In other words, I did not expect a tell-all given how guarded KW is, but I’m actually shocked by how little—again, apart from her attention to her very young and her college aged self and her parents—this book offers as a doorway into KW’s thinking and feeling. She has been more open in some interviews and even in “Scandal” cast panels at PaleyFest, for example. She has been a more interesting commentator on her life and personality in some magazine articles when she has talked about her journey to understanding her arrival at a sense of possibilities. I’ve read a lot about her, and much of this book lacks the depth that her articulate summations of herself have hinted at in those places.
Finally, and I know that I’ve gone on much too long to be writing to someone I only know from Tumblr, it was the one-two-three punch of seeing her skip over David Moscow entirely, of her offering renditions of her conversations with Nnamdi that could have come from a fanzine (especially their dating and their wedding), and her choosing to mention Tony Goldwyn only twice in 305 pages when he, more than anyone else associated with “Scandal”—including Rhimes herself—was instrumental in “making” the Kerry Washing/Olivia Pope narrative that built her into the star that a vast audience came to know.

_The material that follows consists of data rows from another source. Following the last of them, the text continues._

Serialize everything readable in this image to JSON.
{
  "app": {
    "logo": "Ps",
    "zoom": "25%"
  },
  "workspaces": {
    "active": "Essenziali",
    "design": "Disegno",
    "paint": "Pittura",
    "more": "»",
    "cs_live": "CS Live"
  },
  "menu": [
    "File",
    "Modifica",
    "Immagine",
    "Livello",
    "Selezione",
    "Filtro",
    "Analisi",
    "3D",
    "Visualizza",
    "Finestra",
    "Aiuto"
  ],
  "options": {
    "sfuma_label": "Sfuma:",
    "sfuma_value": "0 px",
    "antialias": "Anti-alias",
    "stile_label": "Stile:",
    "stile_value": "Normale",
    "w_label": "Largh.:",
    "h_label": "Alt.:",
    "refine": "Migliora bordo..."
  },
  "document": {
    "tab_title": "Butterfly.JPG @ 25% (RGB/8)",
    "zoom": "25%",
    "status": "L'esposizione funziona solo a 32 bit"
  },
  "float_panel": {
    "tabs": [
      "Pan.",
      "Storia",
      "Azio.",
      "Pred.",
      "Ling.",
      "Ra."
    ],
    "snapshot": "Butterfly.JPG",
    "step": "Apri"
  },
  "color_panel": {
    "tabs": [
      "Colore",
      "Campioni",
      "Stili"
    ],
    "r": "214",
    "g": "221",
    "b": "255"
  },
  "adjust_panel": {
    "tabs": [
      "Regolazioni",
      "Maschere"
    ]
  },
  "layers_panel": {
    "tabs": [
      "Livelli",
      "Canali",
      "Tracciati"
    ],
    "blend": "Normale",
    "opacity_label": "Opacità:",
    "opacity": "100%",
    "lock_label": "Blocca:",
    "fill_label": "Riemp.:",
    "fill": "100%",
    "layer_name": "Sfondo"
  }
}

Your question about their comfort, the “physics” at play in their observable connections, was a beautifully worded way for me to think about the conundrum represented by the book: there are vast mysteries of work, of character, of connections with people who were and are central to the public and private Kerry Washington, yet they are curiously missing from a memoir that she and interviewers in the past weeks have touted as open, as revealing a great deal of vulnerability.
I teach literary and cultural studies, and I know just how much a “memoir” plays fast and loose with memory, with reconstructions of the details of a life, with walking a careful path between what one can bear to say and what one chooses to hold close. And perhaps my disappointment would be less had I not had my expectations raised by how smart she has been over the years in managing the interstices between how she responded to often unreasonable public demands of her and how she wanted to craft her image.
This book, again with the exceptions of her attention to her younger self’s traumas and her parents’ difficulties, was a real let down for me.
Anyway, thank you, for your work on this blog.